The Reconstruction period starts. From here on Griffith portrays the Negro characters as hooligans, looters and rapists. He tries to convince his audience that the blacks who outnumber the whites in Carolina prevent whites from voting and capture the legislature. The entire portrayal of the Reconstruction days showed the Negro when freed from white domination, as arrogant, lustful, and villainous. Negro Congressmen were pictured drinking heavily, sleeping in Congress with bare feet upon the desks, or lustfully ogling white women. But, in addition to this general attack on the recently freed Negro, The Birth of a Nation depicts in the most graphic terms the individual threat that freed Negro men posed to the South--white women! Griffith’s creation of the character of Gus, the freed Negro servant of the Camerons as a black skinned renegade who pursues Southern women for sexual purposes, represents the arch stereotype of the Negro man as “sexual monster.” These scenes were constructed to justify the rise of the Ku Klux Klan. Through many twists and turns, the film finally reaches its climax when the Klan metes out justice to the Negro militia.
Griffith will be remembered for long as a person who took his Southern Prejudices to a film and tried to instigate the Whites against Blacks.


shishir said...

very nice review. for starters, let me congrtulate you for managing to get a copy of this movies considered a cinematic classic. It was perhaps the first movie epic. It was also perhaps the first time a director was using all possible camera shot techniques: the disolves, the fades, the close up, especialy close ups of actors facial expressions! and this in 1915!
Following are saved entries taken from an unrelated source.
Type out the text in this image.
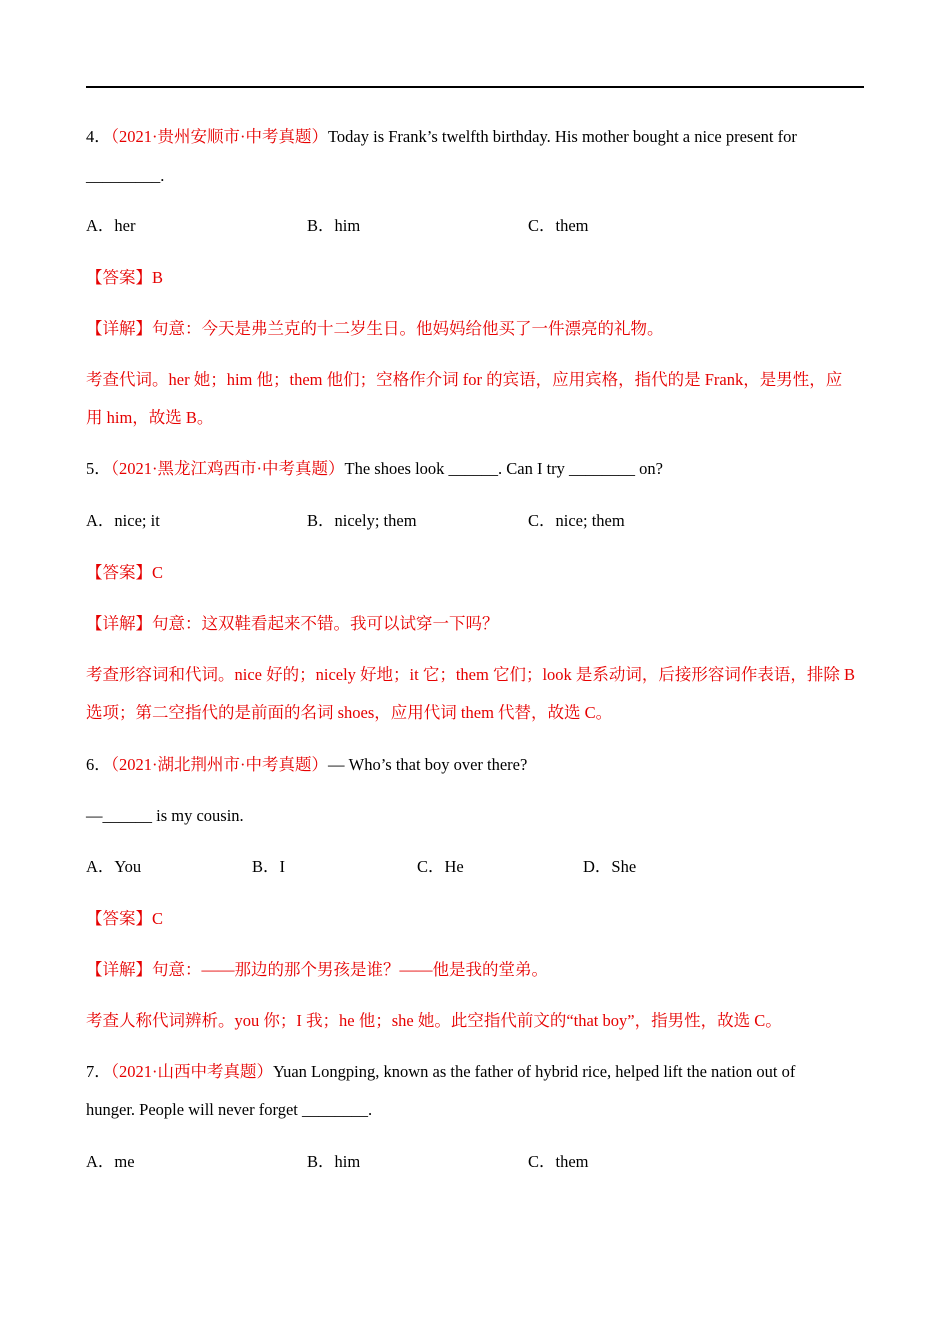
4．（2021·贵州安顺市·中考真题）Today is Frank’s twelfth birthday. His mother bought a nice present for
_________.
A．her	B．him	C．them
【答案】B
【详解】句意：今天是弗兰克的十二岁生日。他妈妈给他买了一件漂亮的礼物。
考查代词。her 她；him 他；them 他们；空格作介词 for 的宾语，应用宾格，指代的是 Frank，是男性，应
用 him，故选 B。
5．（2021·黑龙江鸡西市·中考真题）The shoes look ______. Can I try ________ on?
A．nice; it	B．nicely; them	C．nice; them
【答案】C
【详解】句意：这双鞋看起来不错。我可以试穿一下吗？
考查形容词和代词。nice 好的；nicely 好地；it 它；them 它们；look 是系动词，后接形容词作表语，排除 B
选项；第二空指代的是前面的名词 shoes，应用代词 them 代替，故选 C。
6．（2021·湖北荆州市·中考真题）— Who’s that boy over there?
—______ is my cousin.
A．You	B．I	C．He	D．She
【答案】C
【详解】句意：——那边的那个男孩是谁？——他是我的堂弟。
考查人称代词辨析。you 你；I 我；he 他；she 她。此空指代前文的“that boy”，指男性，故选 C。
7．（2021·山西中考真题）Yuan Longping, known as the father of hybrid rice, helped lift the nation out of
hunger. People will never forget ________.
A．me	B．him	C．them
Having said that, you are right about the bigoted view that the director held. there were race riots and mob lynching of black people after the movie had been released. And the last shot of the ride of the clansmen inspired many to join the KKK.

Sridhar said...

Enjoyed this piece for the crafting of English and the good critique it presents. I am sure this film moved you and your writing did move me although I have never seen this film myself!

balaji said...


i knew griffith as the 'great' film maker, but not his ideology;)

do u have the dvd still with you? (saying, can i borrow?)

and i guess you cd visit desicritics.org., am sure y'd have interesting times with the comments and bigotry that spans the good IT folks.

Ramana said...

Doc, I have the DVD. I will pass it on to you.